The researchers also ran a genetic analysis of whatever mitochondrial DNA remained and sketched out a family tree. Most of the bits and pieces of bone shared the same mitochondrial DNA sequences, said Elena Zavala, a postdoctoral fellow at the University of California, Berkeley, and Max Planck Institute for Evolutionary Anthropology, who is the first author of the study.

“This indicates that the fragments belonged to the same individual or were maternal relatives, linking these new finds with the ones from decades ago," she said in the press release. “That raises some questions: Was this a single population? What could be the relationship here? But with mitochondrial DNA, that's only one side of the history. It's only the maternal side. We would need to have nuclear DNA to be able to start looking into this.”

Growing evidence

This study isn’t the first to suggest humans and Neanderthals were chilling together (or at least in some capacity) for much longer than previously thought.

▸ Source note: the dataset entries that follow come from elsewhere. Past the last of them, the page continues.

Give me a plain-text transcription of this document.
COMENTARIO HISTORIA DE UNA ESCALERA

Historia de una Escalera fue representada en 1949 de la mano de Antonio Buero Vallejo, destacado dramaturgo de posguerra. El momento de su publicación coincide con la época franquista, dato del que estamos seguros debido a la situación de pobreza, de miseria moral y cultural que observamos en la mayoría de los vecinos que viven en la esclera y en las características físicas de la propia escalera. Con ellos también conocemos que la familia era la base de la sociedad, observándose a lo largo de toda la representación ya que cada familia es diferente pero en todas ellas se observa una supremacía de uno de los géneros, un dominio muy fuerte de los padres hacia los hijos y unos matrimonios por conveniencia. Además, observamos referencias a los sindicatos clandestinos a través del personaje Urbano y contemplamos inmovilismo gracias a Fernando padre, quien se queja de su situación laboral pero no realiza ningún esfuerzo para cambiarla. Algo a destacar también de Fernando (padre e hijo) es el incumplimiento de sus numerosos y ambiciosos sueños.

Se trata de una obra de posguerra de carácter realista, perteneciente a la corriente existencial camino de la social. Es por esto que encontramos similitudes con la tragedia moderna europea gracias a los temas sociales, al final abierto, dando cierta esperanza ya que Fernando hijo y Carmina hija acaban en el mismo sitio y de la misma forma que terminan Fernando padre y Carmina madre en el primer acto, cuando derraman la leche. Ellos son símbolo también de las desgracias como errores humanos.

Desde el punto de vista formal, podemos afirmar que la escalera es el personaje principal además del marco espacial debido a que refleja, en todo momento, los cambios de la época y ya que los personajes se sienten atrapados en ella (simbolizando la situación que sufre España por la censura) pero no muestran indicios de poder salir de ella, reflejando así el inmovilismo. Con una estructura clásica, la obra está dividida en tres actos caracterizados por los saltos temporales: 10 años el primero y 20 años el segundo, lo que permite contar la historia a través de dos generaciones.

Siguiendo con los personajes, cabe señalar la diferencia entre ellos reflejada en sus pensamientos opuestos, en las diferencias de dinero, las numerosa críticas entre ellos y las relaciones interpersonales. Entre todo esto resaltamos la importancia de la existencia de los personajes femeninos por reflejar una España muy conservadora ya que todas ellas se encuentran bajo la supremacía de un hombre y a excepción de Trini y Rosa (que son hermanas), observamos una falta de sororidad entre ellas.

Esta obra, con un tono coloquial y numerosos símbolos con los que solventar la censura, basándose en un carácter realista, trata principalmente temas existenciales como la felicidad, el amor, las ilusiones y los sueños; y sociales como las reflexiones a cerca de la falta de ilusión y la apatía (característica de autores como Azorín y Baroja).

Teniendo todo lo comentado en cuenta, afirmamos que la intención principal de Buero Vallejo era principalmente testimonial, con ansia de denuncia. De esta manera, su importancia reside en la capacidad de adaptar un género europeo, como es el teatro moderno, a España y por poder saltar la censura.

A 2022 paper published in the journal Science Advances also found humans in Western Europe likely co-existed with their thick-browed relatives as far back as 54,000 years ago based on bone fragments and stone tools excavated from a cave in southwestern France.

Hublin and his colleagues also published a paper in 2020 describing their findings that humans and Neanderthals had a time lap over maybe 8,000 years before the latter’s extinction. This was based on skeletal remains retrieved from a cave in Bulgaria that modern humans occupied at some point 46,000 years ago.

While Hublin said the new paper also points to modern humans, and not Neanderthals, as the creators of leaf-point tools, William Banks, an archaeologist at the French National Center for Scientific Research, says we shouldn’t be too quick to generalize the implications of these findings to other stone tool technologies elsewhere in the world.

“Another development is the recognition that Neanderthal groups were culturally complex, so we should not necessarily assume that all [Middle to Upper Paleolithic] transitional industries, because they differ from those of the preceding Middle Palaeolithic, must have been made by modern humans,” he wrote in an accompanying editorial. “For example, a lack of consensus surrounds the identity of groups (Neanderthal or modern human) associated with two transitional industries — the Châtelperronian in present-day France and northern Spain, and the Uluzzian in the Italian peninsula and immediately adjacent areas — clearly indicating the need for further objective investigation.”

What these new findings do dispel is the hypothesis that Neanderthals disappeared from northwestern Europe well before our modern ancestors arrived on the scene. What those last thousands of years looked like for Neanderthals has yet to be fully resolved. At least the Neanderthal genetic legacy continues to live on in us.